Kanye West Touches on Racism, Personal Expression in Acceptance Speech at 2015 BET Honors [VIDEO]
Kanye West was honored with the Visionary Award for his innovation as an artist and forward thinking in all aspects of his creativity at the 2015 BET Honors.
Before he hit the stage to accept the honor, a video of his various friends and peer professionals played onscreen, each paying tribute to West. Jay Z, Kendrick Lamar and Common wax poetic about the greatness that is Yeezus. Common describes Ye's attention to detail and quality. "If he goes into an art form, he's gonna be great about it," he said, noting that the company he keeps reflects in his artistry and way of doing things.

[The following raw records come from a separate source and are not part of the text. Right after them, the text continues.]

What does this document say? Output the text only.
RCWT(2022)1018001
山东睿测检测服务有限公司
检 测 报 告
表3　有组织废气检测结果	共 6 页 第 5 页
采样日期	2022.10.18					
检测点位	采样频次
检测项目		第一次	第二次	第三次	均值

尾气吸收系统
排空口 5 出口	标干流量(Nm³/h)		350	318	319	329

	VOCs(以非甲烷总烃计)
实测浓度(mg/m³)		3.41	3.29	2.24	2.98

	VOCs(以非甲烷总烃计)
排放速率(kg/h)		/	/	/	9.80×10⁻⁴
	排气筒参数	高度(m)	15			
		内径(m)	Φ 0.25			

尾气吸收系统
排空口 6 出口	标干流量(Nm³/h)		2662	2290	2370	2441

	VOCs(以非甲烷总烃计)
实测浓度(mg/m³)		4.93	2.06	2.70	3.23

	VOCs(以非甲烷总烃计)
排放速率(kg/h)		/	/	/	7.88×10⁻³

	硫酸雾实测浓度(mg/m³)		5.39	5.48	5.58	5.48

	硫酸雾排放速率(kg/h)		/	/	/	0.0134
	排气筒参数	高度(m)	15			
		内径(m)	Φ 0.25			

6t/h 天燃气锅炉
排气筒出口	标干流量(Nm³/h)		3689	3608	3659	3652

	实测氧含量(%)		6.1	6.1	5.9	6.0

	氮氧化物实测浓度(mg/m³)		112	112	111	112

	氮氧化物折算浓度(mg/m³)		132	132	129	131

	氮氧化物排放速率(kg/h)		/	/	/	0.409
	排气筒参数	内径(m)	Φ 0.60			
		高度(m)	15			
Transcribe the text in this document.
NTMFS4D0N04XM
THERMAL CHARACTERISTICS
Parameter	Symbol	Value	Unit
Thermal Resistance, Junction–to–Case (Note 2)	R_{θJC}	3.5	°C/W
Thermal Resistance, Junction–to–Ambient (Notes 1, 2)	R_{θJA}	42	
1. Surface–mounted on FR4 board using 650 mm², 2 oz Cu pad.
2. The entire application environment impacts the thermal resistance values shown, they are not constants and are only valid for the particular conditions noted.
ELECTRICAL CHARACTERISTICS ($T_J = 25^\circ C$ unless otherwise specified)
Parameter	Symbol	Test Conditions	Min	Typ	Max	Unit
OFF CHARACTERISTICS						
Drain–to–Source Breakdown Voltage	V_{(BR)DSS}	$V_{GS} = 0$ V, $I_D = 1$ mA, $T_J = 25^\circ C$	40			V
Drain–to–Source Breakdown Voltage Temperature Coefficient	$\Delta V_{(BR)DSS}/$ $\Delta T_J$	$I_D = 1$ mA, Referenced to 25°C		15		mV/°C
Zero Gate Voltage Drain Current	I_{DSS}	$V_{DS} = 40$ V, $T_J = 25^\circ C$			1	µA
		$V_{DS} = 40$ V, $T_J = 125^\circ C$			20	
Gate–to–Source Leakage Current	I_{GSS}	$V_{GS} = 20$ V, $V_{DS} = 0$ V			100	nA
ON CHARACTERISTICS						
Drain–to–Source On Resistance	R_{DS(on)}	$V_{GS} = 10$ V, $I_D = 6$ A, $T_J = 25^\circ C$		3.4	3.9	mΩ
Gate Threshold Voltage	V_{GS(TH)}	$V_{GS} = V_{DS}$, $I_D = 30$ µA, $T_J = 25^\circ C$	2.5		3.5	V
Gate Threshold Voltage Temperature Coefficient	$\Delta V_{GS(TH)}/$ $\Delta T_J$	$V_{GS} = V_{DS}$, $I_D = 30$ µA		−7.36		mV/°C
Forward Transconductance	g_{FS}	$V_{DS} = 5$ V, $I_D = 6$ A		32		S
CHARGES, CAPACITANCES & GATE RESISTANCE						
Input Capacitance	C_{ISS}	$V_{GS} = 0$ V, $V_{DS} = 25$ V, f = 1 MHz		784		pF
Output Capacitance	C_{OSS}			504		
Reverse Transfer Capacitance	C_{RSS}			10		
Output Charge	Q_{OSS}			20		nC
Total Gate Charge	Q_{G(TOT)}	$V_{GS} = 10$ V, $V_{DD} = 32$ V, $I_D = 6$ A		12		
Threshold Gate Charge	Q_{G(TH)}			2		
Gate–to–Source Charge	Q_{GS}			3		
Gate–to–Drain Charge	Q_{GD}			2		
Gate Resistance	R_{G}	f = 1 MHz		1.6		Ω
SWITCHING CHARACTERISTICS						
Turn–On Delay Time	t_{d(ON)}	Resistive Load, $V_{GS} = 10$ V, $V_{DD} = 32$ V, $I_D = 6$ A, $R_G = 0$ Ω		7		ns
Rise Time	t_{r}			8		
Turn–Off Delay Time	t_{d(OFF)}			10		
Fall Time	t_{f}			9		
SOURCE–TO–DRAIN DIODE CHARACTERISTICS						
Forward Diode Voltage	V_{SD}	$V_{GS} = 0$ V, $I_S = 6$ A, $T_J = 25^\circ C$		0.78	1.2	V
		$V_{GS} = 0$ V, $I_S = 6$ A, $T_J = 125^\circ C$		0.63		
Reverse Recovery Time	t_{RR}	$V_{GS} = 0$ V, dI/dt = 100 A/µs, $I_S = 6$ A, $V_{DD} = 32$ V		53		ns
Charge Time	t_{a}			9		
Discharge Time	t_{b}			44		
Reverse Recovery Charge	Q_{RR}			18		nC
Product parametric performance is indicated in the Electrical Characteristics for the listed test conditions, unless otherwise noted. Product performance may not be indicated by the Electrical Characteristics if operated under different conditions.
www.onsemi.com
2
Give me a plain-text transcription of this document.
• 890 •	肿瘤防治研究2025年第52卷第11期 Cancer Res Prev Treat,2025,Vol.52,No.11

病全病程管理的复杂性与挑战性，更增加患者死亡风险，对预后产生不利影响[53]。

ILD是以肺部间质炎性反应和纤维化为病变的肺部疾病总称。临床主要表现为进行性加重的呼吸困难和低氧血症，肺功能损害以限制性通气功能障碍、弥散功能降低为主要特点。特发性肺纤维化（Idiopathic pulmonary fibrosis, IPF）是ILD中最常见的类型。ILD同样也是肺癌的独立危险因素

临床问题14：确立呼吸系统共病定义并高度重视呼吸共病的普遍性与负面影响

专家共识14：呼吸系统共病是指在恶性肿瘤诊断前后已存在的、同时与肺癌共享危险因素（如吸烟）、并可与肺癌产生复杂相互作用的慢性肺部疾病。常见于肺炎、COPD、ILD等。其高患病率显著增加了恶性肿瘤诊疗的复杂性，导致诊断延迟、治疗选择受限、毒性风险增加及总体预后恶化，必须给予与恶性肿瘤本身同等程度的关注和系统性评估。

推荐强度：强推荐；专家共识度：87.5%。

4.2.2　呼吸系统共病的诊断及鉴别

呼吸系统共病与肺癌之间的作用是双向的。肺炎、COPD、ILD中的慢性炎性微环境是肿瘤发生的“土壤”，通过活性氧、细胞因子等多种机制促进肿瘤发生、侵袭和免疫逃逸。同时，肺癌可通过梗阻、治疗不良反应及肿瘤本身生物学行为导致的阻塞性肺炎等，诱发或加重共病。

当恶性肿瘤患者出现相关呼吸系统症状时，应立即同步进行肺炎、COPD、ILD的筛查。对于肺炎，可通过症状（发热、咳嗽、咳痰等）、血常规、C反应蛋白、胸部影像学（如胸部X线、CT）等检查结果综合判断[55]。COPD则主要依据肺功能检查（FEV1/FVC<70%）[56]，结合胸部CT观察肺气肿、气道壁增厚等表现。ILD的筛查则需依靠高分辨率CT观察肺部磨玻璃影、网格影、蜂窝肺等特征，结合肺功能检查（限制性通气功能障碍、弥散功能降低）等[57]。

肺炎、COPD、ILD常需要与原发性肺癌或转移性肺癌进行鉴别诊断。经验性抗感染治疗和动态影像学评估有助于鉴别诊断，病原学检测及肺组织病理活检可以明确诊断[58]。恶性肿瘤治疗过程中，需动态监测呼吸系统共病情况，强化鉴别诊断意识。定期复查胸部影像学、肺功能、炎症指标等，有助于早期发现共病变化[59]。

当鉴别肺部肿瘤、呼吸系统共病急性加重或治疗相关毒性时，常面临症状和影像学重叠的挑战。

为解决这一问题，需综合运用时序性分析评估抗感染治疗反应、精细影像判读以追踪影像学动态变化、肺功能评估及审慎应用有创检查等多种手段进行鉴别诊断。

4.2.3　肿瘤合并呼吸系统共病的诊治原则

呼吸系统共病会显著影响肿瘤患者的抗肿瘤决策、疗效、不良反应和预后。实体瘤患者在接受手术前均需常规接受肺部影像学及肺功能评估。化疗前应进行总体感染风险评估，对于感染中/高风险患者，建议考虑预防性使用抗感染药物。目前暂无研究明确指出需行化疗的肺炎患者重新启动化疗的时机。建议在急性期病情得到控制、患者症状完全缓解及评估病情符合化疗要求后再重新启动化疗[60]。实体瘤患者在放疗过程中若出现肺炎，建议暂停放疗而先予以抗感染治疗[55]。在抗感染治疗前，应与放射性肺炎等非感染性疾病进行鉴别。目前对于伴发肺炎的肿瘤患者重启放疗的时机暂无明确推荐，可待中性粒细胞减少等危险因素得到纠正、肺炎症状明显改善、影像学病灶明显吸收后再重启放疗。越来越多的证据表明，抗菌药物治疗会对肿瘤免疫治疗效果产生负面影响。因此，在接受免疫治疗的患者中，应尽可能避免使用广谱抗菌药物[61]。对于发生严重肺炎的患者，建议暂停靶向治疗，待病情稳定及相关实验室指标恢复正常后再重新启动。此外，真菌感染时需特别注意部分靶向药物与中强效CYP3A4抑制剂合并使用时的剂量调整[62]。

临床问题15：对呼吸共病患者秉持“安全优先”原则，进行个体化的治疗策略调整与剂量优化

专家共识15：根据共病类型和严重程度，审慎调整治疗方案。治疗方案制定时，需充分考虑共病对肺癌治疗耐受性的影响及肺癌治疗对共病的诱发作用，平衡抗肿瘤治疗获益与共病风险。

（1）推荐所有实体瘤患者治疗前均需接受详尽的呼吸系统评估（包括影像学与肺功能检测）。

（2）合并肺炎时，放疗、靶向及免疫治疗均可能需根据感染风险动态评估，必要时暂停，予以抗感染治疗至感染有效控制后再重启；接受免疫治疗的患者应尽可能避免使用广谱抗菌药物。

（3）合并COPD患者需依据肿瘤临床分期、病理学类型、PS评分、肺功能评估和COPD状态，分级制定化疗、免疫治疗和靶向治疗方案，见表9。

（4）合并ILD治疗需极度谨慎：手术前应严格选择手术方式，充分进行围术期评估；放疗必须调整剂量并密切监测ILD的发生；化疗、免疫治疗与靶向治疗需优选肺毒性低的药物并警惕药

His cohort in crafting Watch the Throne, Jay Z feels West is highly regarded as an artist because "he has this belief in what he's saying," while his wife, Kim Kardashian, believes he "thinks about things a couple of years before they catch on" and is always looking to innovate and push the envelope. Lamar says the magic of Mr. West is that "whether it's an artist or being a human being, there's no limits," but Jay Z hit the nail on the head when he also stated, "He's constantly taking thoughts and concepts that are now that haven't been seen yet, taking them from the future and bringing them to now."
West then graced the stage to accept his award. "Well, seeing how for the first time of the life it feels to be humbled," he said, which the crowd found amusing. He went on to thank Stephen Hill, BET's Head of Programming; and his hometown of Chicago. His visit with Minister Louis Farrakhan and their conversation about dating a woman not of color was also part of his speech, as was the "barbershop mentality" on dating as a rich, black man.
The rapper also shared a story of Kim's father, the late attorney Rob Kardashian. West described her dad's experience with racism when someone wrote the words "n----- lover" on the side of his Bentley because he supported O.J. Simpson in his legal defense during his infamous murder trial.
Many missed the deeper meaning in his statements over the last year, West stated. His words were rooted in a deeper need to represent ownership rather than just "playing in the league." Capitalism and becoming slaves to materials and ideas were all part of the conversation. But out of all of the quotables in his speech, the one that stood out the most was when West stated that "[as black people] our oil is our expression, it's our influence, don't ever let them take that away." Powerful words, Mr. West.